Helen then realised that this was the longest conversation they’d had since Daniel and Geraldine walked out. The acknowledgement of this made her uneasy. Malcolm always had so much to say, normally. He was never idle. Never. Seeing him sprawled out on the sofa like this was unusual. Out of character, even. She realised she had avoided conversation with him because she had been waiting for something from him.
‘Have you had time to read my manuscript?’ She hated having to ask, she felt physically sick saying the words, but his silence on the subject had forced her into it. It had been weeks since she had given him the manuscript of version three.
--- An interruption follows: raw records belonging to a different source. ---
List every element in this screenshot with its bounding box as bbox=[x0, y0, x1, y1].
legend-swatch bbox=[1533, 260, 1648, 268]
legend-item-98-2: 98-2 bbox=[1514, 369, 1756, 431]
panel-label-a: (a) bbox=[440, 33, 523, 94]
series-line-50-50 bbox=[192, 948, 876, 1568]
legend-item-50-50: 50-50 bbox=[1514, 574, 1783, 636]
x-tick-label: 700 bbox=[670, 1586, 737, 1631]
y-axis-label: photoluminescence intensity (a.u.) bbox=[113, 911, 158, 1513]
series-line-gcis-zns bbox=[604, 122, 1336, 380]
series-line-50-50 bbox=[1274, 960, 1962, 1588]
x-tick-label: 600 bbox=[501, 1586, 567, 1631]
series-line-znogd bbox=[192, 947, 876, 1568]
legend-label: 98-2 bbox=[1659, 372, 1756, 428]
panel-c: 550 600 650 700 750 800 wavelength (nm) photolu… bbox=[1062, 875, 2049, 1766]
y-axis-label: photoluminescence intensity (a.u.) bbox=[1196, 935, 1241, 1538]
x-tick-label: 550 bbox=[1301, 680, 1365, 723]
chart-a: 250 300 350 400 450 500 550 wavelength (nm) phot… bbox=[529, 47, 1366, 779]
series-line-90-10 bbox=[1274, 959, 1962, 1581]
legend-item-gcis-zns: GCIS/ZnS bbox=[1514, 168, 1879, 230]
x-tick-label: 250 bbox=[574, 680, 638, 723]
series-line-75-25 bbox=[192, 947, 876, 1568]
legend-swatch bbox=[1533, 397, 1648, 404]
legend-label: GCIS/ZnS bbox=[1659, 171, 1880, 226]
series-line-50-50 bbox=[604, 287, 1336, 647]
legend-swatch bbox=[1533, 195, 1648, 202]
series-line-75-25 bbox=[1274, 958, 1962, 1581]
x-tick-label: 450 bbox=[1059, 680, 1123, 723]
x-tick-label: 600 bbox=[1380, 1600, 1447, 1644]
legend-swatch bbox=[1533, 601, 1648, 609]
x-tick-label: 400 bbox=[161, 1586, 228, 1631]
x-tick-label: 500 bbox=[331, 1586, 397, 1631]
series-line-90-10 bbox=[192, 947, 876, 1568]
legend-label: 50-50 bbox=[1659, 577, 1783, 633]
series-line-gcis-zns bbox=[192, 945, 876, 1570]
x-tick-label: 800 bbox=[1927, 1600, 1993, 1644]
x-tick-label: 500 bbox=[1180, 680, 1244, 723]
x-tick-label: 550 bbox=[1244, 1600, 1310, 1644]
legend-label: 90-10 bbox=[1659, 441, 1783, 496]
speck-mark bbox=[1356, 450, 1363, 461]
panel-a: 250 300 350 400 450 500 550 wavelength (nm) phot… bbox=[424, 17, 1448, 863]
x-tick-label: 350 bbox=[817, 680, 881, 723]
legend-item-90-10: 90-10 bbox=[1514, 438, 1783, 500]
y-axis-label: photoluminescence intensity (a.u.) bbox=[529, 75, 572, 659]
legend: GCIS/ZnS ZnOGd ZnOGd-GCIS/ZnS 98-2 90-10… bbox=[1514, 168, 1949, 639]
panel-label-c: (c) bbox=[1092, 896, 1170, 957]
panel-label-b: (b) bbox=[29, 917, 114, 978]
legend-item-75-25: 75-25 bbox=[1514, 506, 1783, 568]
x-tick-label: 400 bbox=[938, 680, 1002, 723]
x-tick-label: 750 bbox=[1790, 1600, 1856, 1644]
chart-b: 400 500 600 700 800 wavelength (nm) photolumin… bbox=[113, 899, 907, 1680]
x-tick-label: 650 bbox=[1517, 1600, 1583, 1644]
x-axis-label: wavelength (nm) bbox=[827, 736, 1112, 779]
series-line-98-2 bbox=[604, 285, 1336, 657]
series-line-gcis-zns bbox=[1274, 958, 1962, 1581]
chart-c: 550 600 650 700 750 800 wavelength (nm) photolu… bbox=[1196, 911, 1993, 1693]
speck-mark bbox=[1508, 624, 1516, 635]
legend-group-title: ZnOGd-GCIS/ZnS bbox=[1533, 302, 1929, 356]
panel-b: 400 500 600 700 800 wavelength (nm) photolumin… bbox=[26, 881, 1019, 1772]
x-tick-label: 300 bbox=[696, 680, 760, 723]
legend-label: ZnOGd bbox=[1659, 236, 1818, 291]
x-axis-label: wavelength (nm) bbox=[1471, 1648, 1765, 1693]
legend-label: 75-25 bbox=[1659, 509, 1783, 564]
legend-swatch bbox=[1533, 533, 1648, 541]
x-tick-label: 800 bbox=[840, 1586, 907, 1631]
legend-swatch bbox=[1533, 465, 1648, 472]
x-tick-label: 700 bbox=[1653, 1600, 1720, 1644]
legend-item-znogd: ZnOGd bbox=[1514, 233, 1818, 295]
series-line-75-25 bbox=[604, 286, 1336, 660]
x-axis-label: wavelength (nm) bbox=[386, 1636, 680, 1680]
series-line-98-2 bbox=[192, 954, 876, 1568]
Which was the only title it had as yet: ‘Version three’.
‘No, I haven’t found the time. Besides, my opinion isn’t useful to you anymore. I don’t understand your recent writing.’
‘This new version isn’t anything like the earlier version you read.’
‘That’s good to hear. I’ll get to it soon. I promise.’
Helen had to leave the room. As she walked to her office she recognised the opening few notes of ‘Maggie’s Farm’, which she silenced by shutting her door. The nausea she had felt returned. She collapsed into her reading chair and stared intently at the floor, trying to steady herself.
That was her husband in the other room, the man she had lived with and loved for nearly fifty years. She was sure of that fact. And yet, even knowing that, she was equally sure that somehow, he wasn’t.